Aliás, o grande problema do trabalho temporário reside no facto das empresas
abusarem deste artifício para contornarem a lei e realizarem contratos temporários para
funções indiscutivelmente permanentes.
Em situações de crise, o recurso ao trabalho temporário tende a aumentar porque as
empresas encontram na precarização e nos salários particularmente baixos destes
trabalhadores uma forma de reduzir os seus custos.
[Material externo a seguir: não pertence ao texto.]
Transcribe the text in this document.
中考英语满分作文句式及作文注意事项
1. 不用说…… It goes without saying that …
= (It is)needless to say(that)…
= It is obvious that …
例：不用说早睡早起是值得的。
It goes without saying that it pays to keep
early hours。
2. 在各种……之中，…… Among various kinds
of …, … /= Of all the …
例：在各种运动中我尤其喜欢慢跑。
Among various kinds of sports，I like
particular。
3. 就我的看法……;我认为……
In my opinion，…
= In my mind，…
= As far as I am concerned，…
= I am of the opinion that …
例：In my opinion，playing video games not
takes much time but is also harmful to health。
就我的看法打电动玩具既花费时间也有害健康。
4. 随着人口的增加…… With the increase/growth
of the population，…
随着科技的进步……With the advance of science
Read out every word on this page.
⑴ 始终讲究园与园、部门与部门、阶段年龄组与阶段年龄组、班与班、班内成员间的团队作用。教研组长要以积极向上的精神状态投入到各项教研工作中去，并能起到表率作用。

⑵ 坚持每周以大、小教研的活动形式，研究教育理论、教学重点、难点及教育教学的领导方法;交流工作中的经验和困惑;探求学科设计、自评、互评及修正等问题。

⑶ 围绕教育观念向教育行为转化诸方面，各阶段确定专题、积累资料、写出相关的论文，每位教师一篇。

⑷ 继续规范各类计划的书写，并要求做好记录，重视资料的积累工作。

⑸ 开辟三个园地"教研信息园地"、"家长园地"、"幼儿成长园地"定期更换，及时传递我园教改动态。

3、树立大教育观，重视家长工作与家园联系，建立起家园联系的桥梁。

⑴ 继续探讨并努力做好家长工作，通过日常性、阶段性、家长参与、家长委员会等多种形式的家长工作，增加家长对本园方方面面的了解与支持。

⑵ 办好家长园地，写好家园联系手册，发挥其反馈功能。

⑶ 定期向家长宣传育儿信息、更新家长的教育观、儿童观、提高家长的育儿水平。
Como alertou o Provedor da Ética
Empresarial e dos Trabalhadores Temporários, “em situações de crise os trabalhadores
temporários ficam particularmente vulneráveis, não só porque são os primeiros a ser
despedidos, como aceitam mais facilmente a perda dos seus direitos”.
Sem prejuízo de uma alteração mais profunda à legislação do trabalho que impeça a
generalização do trabalho precário, torna-se então necessário clarificar o que é o
trabalho temporário e impedir o abuso continuado que grandes empresas realizam
diariamente.
Para proteger os trabalhadores do abuso do trabalho temporário o Bloco defende a
clarificação dos motivos atendíveis para o trabalho temporário, impedindo o abuso das
empresas de trabalho temporário e das empresas utilizadoras, e a defesa das condições
contratuais dos trabalhadores temporários.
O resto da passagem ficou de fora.